Byron Sharp and Jenny Romanyuk, professors at the Ehrenberg-Bass Institute, announced at Cannes Lions that marketers should stop using ROI as a key performance indicator in reports to the finance department. In their view, attempting to speak the CFO's language using borrowed metrics only undermines trust in the marketing function and leads to poor decisions on budget allocation for blogger advertising and other channels.

ROIis not suitable for evaluating long-term brand performance
CFOconsiders marketers amateurs when using financial metrics
AI-hypediverts budgets away from proven tools

Why marketers shouldn't use ROI when working with the finance department

Byron Sharp, author of the bestseller How Brands Grow, insists that the marketer's job is to explain the campaign goals to the CFO and propose appropriate metrics for measurement, not to make promises based on return on investment figures. ROI works for short-term activations, but it doesn't reflect the contribution to brand awareness, expansion of the consumer base, or the accumulation of mental availability.

When an agency builds a media plan for influencer integrations, it's important to set metrics that show growth in reach among the target audience, changes in brand awareness levels, and the frequency of mentions in relevant contexts. These indicators reflect the actual work of influencer marketing, whereas attempting to reduce everything to ROI distorts the picture and forces brands to abandon long-term strategies in favor of immediate conversions.

Marketers should stop pretending to be amateur CFOs and using terms like ROI — it only makes financial professionals think of them as amateurs

How obsession with metrics diverts budgets off course

Jenny Romanyuk, head of communications at the Ehrenberg-Bass Institute, pointed out the problem of fixating on narrow metrics: when brands chase CPM in every integration or measure campaign success only by direct clicks, they ignore the cumulative effect of presence in the information field. This is especially relevant for blogger advertising, where much of the impact occurs not at the moment of a click, but through the formation of associations and expansion of the pool of potential buyers.

The professors also touched on artificial intelligence: the hype around AI distracts companies from the fundamental principles of marketing. Brands spend budgets on technologies promising a revolution, but forget about basic tasks — reaching new audience segments, creating distinctive assets, and systematic work on brand awareness. Tools change, the laws of brand growth remain the same.

Application to the Russian market and working with influencers

For brands in Russia, Sharp and Romanyuk's conclusions are critical when planning campaigns with bloggers. When a client demands from an agency a guaranteed ROI on each integration, they're setting up a strategy failure: influencer marketing works on awareness, building loyalty, and expanding mental availability of the brand, not just on direct sales. The right approach is to fix metrics on reach among relevant audiences, frequency of brand contact across different touchpoints, and the dynamics of brand recognition.

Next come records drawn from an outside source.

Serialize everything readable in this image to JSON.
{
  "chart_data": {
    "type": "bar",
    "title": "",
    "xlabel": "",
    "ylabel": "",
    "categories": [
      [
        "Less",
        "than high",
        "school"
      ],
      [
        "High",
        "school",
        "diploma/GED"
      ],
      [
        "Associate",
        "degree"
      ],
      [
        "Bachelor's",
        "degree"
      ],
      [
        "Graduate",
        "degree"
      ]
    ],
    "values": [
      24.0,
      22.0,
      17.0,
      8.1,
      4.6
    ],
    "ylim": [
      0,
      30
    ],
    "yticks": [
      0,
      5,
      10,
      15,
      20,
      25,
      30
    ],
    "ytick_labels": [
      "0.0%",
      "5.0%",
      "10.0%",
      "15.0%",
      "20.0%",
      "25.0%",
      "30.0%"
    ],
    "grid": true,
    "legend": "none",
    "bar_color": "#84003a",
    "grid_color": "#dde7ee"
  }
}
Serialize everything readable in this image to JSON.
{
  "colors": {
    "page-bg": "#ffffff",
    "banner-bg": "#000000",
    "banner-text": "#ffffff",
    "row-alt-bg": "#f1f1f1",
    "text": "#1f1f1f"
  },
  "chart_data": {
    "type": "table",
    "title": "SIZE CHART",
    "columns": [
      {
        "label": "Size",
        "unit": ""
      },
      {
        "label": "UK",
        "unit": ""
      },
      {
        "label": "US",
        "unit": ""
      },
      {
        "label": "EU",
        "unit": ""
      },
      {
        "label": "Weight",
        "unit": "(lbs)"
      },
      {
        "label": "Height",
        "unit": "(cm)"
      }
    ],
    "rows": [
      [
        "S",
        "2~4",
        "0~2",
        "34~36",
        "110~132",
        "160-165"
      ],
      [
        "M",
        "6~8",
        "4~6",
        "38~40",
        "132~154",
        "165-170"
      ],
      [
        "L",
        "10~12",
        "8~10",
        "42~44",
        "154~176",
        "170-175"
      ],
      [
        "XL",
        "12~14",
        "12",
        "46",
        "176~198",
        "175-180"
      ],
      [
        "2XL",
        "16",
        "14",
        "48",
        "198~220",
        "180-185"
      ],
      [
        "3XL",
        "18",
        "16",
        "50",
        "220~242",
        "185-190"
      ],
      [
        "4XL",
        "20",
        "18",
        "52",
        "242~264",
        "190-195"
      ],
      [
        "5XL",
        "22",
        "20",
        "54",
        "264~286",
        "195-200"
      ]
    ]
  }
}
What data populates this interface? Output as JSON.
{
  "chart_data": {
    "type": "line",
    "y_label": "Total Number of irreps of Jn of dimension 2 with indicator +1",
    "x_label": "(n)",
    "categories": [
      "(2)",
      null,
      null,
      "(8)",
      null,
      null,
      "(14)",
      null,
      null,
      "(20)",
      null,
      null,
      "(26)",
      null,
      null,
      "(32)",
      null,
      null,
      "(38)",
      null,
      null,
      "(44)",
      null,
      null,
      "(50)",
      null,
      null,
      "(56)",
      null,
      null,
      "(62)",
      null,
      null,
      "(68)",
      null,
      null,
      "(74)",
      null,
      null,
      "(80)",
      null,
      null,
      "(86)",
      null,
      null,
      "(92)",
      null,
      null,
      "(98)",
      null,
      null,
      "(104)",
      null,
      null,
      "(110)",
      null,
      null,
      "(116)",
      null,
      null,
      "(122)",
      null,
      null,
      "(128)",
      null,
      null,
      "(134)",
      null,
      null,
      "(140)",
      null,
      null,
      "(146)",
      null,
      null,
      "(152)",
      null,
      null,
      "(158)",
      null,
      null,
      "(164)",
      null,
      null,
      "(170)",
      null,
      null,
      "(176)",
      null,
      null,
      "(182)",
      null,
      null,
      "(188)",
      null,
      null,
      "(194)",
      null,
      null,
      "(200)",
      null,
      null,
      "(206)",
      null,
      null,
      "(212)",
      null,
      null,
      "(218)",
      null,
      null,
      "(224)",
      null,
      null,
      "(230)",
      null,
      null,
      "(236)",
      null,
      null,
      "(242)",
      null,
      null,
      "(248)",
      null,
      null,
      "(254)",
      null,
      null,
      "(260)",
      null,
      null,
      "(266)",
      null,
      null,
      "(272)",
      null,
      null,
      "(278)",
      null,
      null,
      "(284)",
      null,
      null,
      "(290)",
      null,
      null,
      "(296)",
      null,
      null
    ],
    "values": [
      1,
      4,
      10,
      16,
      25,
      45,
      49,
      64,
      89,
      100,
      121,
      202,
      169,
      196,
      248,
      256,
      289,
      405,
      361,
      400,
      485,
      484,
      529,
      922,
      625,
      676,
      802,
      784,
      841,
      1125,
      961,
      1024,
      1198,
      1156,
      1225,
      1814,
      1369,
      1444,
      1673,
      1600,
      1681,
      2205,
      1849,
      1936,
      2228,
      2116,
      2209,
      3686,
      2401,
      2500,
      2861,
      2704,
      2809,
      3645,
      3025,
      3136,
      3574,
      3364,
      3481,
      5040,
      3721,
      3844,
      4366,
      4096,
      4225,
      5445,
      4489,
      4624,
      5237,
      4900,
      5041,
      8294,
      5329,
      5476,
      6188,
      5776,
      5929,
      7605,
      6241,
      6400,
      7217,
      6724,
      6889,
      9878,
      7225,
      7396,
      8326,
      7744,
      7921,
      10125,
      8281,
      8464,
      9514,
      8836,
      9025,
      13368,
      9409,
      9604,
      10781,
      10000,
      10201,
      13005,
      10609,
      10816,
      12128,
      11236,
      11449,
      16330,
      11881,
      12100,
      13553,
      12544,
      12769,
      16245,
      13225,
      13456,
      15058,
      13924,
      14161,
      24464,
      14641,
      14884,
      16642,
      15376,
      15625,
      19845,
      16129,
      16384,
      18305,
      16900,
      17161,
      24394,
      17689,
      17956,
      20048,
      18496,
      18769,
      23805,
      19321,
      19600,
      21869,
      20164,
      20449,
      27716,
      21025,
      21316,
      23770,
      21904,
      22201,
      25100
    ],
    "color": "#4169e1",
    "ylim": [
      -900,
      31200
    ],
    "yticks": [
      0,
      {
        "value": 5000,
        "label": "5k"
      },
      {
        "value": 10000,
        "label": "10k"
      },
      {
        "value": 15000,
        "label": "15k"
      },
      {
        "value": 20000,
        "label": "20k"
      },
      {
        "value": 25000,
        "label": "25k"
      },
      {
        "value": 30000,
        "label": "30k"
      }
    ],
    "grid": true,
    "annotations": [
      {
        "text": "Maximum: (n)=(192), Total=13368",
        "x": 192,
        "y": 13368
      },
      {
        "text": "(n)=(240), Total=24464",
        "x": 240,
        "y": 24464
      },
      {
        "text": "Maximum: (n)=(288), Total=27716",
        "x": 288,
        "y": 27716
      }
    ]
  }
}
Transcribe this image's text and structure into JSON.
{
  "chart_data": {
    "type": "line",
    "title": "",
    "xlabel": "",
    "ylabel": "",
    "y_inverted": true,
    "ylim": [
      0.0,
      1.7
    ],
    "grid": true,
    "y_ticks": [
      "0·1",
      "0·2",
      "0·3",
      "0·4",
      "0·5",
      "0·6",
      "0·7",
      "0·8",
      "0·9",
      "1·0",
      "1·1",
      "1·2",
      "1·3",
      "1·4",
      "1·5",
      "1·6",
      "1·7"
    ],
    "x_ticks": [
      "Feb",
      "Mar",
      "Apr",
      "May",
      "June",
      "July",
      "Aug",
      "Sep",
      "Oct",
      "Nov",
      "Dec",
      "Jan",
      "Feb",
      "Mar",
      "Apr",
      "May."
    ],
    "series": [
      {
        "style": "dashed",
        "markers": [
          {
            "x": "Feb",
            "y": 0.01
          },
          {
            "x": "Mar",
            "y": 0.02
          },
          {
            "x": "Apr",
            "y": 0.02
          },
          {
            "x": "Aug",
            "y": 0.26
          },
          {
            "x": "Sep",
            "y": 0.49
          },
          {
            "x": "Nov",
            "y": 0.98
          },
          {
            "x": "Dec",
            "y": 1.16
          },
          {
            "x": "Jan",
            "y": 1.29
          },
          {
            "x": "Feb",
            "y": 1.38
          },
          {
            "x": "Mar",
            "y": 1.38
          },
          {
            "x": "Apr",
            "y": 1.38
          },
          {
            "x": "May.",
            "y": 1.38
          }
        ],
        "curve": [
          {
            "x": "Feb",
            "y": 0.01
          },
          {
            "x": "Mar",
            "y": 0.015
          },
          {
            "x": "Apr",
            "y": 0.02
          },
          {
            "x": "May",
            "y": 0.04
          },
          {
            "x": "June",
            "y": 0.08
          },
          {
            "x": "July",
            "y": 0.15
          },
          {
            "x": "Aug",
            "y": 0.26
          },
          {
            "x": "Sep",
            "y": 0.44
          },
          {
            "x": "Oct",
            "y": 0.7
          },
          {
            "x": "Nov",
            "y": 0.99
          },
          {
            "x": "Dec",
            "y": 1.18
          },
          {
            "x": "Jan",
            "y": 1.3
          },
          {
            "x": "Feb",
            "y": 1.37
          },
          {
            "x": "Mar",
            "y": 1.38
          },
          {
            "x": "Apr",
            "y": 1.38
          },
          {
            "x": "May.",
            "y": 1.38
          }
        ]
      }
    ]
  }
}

When planning media buying, the team builds a forecast of KPIs based on the product's specifics and the brand's goals: for some tasks, reach and engagement are critical; for others — growth in search queries or changes in demand structure. The selection of influencers is not driven by a universal ROI formula, but by specific business objectives, taking into account how the influencer's audience overlaps with the client's target segment and what associations the placement context creates. This logic aligns with the Ehrenberg-Bass Institute's principles: metrics should reflect goals, not substitute convenient numbers for reporting.

Frequently asked questions

Why is ROI not suitable for evaluating blogger advertising?

ROI measures short-term financial returns, while influencer marketing works on brand awareness and expansion of the consumer base — effects that manifest in the long term. Attempting to reduce everything to immediate payback distorts the actual value of the channel and forces brands to abandon strategic investments in favor of tactical activations.

What metrics should be used instead of ROI when working with influencers?

Focus on reach among the target audience, growth in brand awareness, frequency of contact across different touchpoints, and changes in search queries. These indicators reflect the contribution of influencer marketing to mental availability and expansion of the pool of potential buyers, which is the foundation of brand growth according to Byron Sharp's model.

How do you explain the value of influencer marketing to a CFO without ROI?

Frame the campaign goal in terms of business results: entry into a new segment, growth in brand knowledge within the category, increased consideration frequency at purchase. Then propose metrics that measure movement toward this goal — reach, dynamics of mentions, changes in demand structure — and show the connection between these indicators and long-term revenue.